Vers la mise en place d’une plateforme de tous les intervenants dans la fertilité des sols au Burundi

Une réunion d’échanges et de concertation entre les acteurs du domaine de la fertilité au Burundi a eu lieu au Mont Sion à Bujumbura pour plancher sur la problématique de créer ce nouvel organe consultatif.

La « dégradation des sols constitue une grande menace pour la fertilité des sols », a alerté Salvator Ndabirorere, consultant indépendant lors de son exposé sur l’état des sols au Burundi. Pour lui, la surexploitation liée à une forte poussée démographique a entraîné de nouvelles pratiques de nature à dégrader le sol. Il donne l’exemple de la dépendance de l’usage du bois comme seule source d’énergie qui va de pair avec la déforestation. Dans la région des Mirwa, note-t-il, des études de l’Isabu qui datent de 1989 montrent que 100 tonnes de terres par hectare sont emportées par des pluies chaque année. En plus de l’érosion, M. Ndabirorere révèle que d’autres sources de dégradation des sols comme la perte de la couverture végétale ou l’usage des biomasses comme sources d’énergie sont une réalité au Burundi. Le consultant Ndabirorere a indiqué que la partie des dépressions du Moso constitue la zone la moins dégradée. Pourtant, ajoute-t-il, cette partie du pays connaît un déficit hydrique. La pluviométrie y est moins abondante. Cette vulnérabilité climatique entraîne une insécurité alimentaire récurrente qui force parfois les victimes à fuir leur région. Il propose aux différents intervenants dans la fertilité des sols de mener une réflexion approfondie en vue de trouver d’autres sources d’énergie pour atténuer la ressource bois.

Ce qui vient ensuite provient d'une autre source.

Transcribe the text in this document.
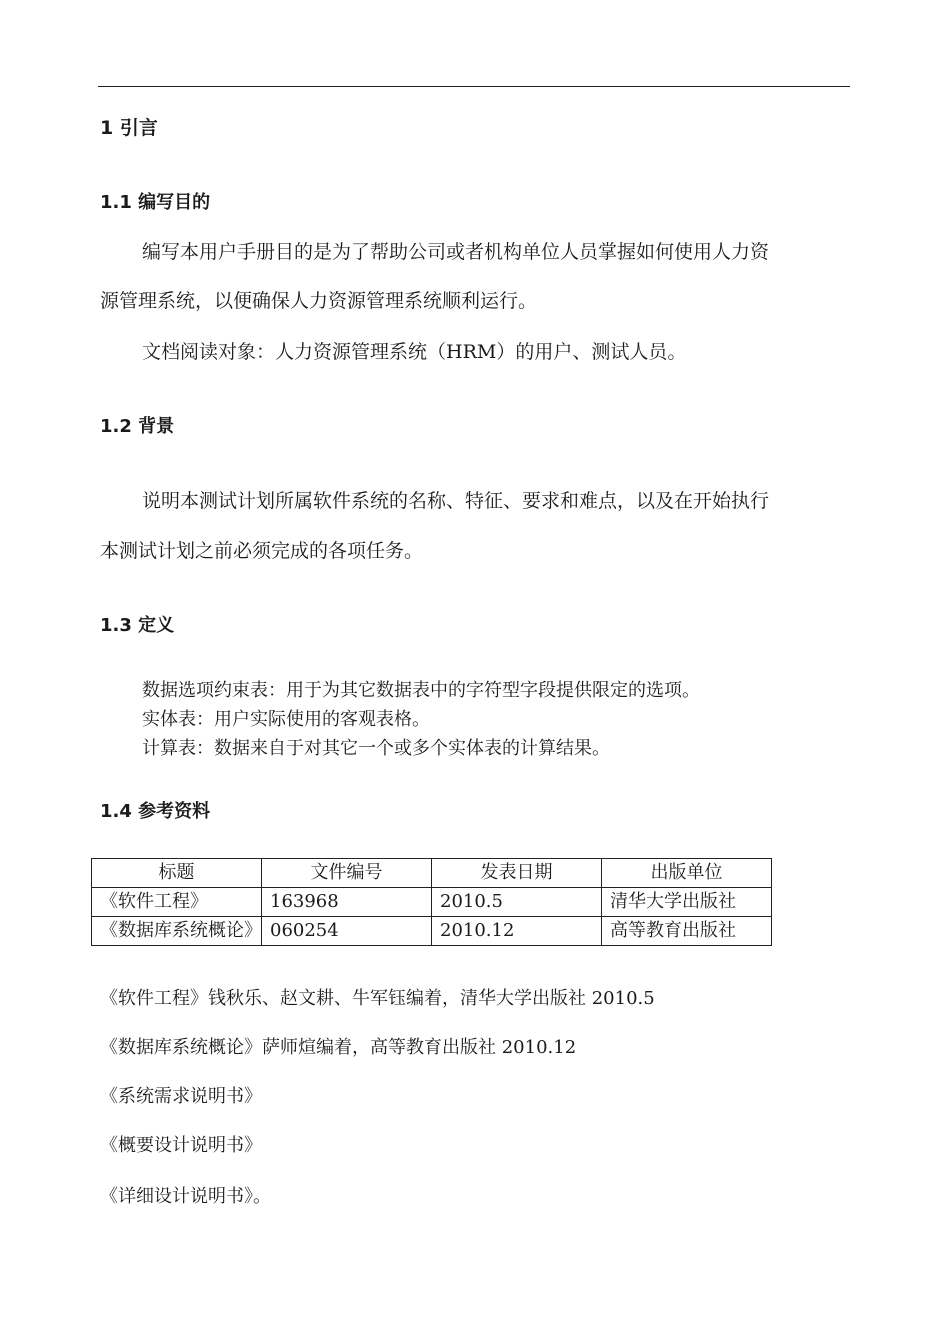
1 引言
1.1 编写目的
编写本用户手册目的是为了帮助公司或者机构单位人员掌握如何使用人力资
源管理系统，以便确保人力资源管理系统顺利运行。
文档阅读对象：人力资源管理系统（HRM）的用户、测试人员。
1.2 背景
说明本测试计划所属软件系统的名称、特征、要求和难点，以及在开始执行
本测试计划之前必须完成的各项任务。
1.3 定义
数据选项约束表：用于为其它数据表中的字符型字段提供限定的选项。
实体表：用户实际使用的客观表格。
计算表：数据来自于对其它一个或多个实体表的计算结果。
1.4 参考资料
标题	文件编号	发表日期	出版单位
《软件工程》	163968	2010.5	清华大学出版社
《数据库系统概论》	060254	2010.12	高等教育出版社
《软件工程》钱秋乐、赵文耕、牛军钰编着，清华大学出版社 2010.5
《数据库系统概论》萨师煊编着，高等教育出版社 2010.12
《系统需求说明书》
《概要设计说明书》
《详细设计说明书》。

Les différents intervenants ont relevé que des efforts sont consentis sur le terrain en l’absence de toute coordination

Pour une gestion intégrée de la fertilité des sols
Les différents intervenants ont relevé que des efforts sont consentis sur le terrain en l’absence de toute coordination. « Certaines ONG, dès qu’elles ont l’autorisation de travailler déploient leurs personnels de façon isolée, sans même aviser les directions provinciales », regrettera Mme Vestine Nyandwi, directrice générale au ministère en charge de l’agriculture. D’après Salvator Kaboneka, chercheur et professeur d’université, une étude s’impose comme point de départ pour établir une cartographie de la fertilité des sols en vue de répertorier tous les acteurs engagés dans ce domaine. Il conseille de procéder à l’identification des zones à risque et d’agir sans tarder. «La nouvelle plateforme sera un organe consultatif ouvert à tout le monde et permettra de capitaliser les acquis », a renchéri Alain- Gilbert Ndakoze, assistant technique à la FAO. Les participants se sont convenus de se retrouver dans un mois en vue d’harmoniser leurs points de vue. Cette rencontre avait été organisée dans le cadre du projet « TUBUNGABUNGE ISI NDIMWA » mis en œuvre par Adisco, Capad et BD avec le financement de l’Union européenne.